Por Jeferson Miola, em seu blog ------
Em que pese o conhecimento detalhado que se tem hoje sobre a atuação partidária organizada das cúpulas das Forças Armadas como um partido político com projeto próprio de poder, amplos setores da sociedade brasileira ainda acreditam nas “narrativas” mentirosas dos militares, como a do chefe do Estado-Maior do Exército, general Fernando José Sant’Ana Soares e Silva, que sustenta que “nós, o Exército, nunca quisemos dar nenhum golpe".
Decerto amparado na crença da eterna impunidade, o general vai longe no seu atrevimento: “Tanto não quisemos, que não demos [o golpe]”, declarou.
A mensagem é clara: quando quiserem – ou, quando puderem –, os militares perpetrarão o golpe para tomarem de assalto o poder.
As cúpulas militares estão vencendo a batalha comunicacional sobre este período histórico em que tiveram não só primazia absoluta na condução do governo fascista-militar, como centralidade nos trágicos acontecimentos precedentes e posteriores à eleição de 2018, quando elegeram a chapa militar Bolsonaro/Mourão à presidência do Brasil.
Habilmente, descarregam as “culpas” nos bodes expiatórios midiaticamente mais atraentes, como Bolsonaro, Mauro Cid e elementos secundários da súcia.
Desse modo, essas cúpulas que implicaram institucionalmente as Forças Armadas nos atentados à democracia vão conseguindo se safar das responsabilidades diretas e centrais na conspiração.
Já em 7 de outubro de 2018, data do primeiro turno da eleição presidencial, reportagem do jornalista argentino Marcelo Falak para o Ámbito Financiero destacava, a partir de relatos de uma fonte do alto oficialato das Forças Armadas brasileiras, que Bolsonaro era, na realidade, um Cavalo de Tróia para viabilizar o projeto secreto da cúpula militar – “o homem que a cúpula das Forças Armadas escolheram, há 4 anos [ainda em 2014, portanto], para que ele se fosse convertido no presidente do Brasil”.
Uma semana depois, foi a vez de Lloyd Austin, secretário de Defesa do governo Biden, dar uma reprimenda nas cúpulas fardadas nativas, dizendo que as forças militares precisavam estar “sob forte controle civil” [26/7/2022].
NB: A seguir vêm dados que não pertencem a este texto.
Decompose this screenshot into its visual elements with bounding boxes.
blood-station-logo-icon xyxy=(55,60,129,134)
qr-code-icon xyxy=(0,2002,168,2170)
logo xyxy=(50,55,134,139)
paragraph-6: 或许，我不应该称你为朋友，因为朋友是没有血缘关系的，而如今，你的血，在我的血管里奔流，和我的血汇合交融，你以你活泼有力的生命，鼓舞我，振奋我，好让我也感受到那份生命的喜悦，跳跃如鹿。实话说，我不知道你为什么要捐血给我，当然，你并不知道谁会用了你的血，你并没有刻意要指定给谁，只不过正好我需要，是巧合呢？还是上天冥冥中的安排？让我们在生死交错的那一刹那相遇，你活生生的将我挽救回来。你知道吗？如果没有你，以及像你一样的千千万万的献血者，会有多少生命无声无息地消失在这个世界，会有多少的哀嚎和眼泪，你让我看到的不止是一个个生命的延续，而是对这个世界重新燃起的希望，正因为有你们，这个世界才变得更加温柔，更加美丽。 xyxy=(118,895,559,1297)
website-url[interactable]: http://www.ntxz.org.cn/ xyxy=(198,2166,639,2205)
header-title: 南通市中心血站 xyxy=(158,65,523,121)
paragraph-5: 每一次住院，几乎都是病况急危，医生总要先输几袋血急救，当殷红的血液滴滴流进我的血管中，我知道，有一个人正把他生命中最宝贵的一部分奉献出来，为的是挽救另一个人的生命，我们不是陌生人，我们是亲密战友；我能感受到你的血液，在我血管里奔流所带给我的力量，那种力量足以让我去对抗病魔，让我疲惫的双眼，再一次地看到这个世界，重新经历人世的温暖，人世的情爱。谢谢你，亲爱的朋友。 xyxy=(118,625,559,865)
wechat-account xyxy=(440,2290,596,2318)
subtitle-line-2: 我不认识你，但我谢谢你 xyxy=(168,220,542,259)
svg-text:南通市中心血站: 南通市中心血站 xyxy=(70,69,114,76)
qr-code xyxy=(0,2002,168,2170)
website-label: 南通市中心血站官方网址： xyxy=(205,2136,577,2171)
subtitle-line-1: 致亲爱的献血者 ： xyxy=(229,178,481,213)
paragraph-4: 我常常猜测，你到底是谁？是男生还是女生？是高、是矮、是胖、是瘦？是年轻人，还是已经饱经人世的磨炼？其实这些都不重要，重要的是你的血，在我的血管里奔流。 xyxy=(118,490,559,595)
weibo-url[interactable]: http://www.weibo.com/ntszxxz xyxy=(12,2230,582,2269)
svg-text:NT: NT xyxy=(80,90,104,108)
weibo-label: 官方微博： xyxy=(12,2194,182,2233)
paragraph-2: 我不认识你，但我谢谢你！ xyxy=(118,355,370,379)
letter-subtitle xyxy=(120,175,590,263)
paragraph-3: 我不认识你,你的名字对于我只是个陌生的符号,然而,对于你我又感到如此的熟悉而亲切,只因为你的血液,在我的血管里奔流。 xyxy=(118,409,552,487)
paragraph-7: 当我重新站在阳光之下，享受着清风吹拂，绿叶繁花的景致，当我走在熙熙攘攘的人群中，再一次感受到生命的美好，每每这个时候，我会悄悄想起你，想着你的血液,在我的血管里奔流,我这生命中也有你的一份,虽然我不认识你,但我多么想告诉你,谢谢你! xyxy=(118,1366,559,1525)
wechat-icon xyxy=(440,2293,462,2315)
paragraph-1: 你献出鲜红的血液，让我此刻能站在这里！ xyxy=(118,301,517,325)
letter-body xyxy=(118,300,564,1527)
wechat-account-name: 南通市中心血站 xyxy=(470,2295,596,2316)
Conforme o FT, Austin alertou os militares brasileiros sobre as consequências negativas caso perpetrassem um golpe.
Além do assessor de segurança nacional e do secretário de Defesa dos EUA, a general Laura Richardson, chefe do Comando Sul dos EUA; e o chefe da CIA, William Burns, também se encontraram com o governo Bolsonaro no ano eleitoral.
“Isso [tamanha movimentação] é comum? Não, não é”, disse McKinley, reconhecendo a anormalidade da situação.
Está claro, portanto, que as cúpulas militares só não prosseguiram o plano golpista de virada de mesa para impedir a posse do presidente Lula por falta de apoio dos EUA.
Fosse Donald Trump o presidente da potência do Norte, ou se Bolsonaro não fosse um aliado estadunidense tão visceralmente atrelado a Trump e contestador da eleição de Joe Biden, provavelmente o governo Biden não teria agido como agiu, e então os militares teriam avançado na consecução do golpe.
A democracia clama por investigação e responsabilização das cúpulas militares e oficiais conspiradores que atentaram contra o Estado de Direito.
O Brasil não pode continuar nesse autoengano eterno em relação às Forças Armadas. A impunidade é um caminho livre para a destruição da democracia.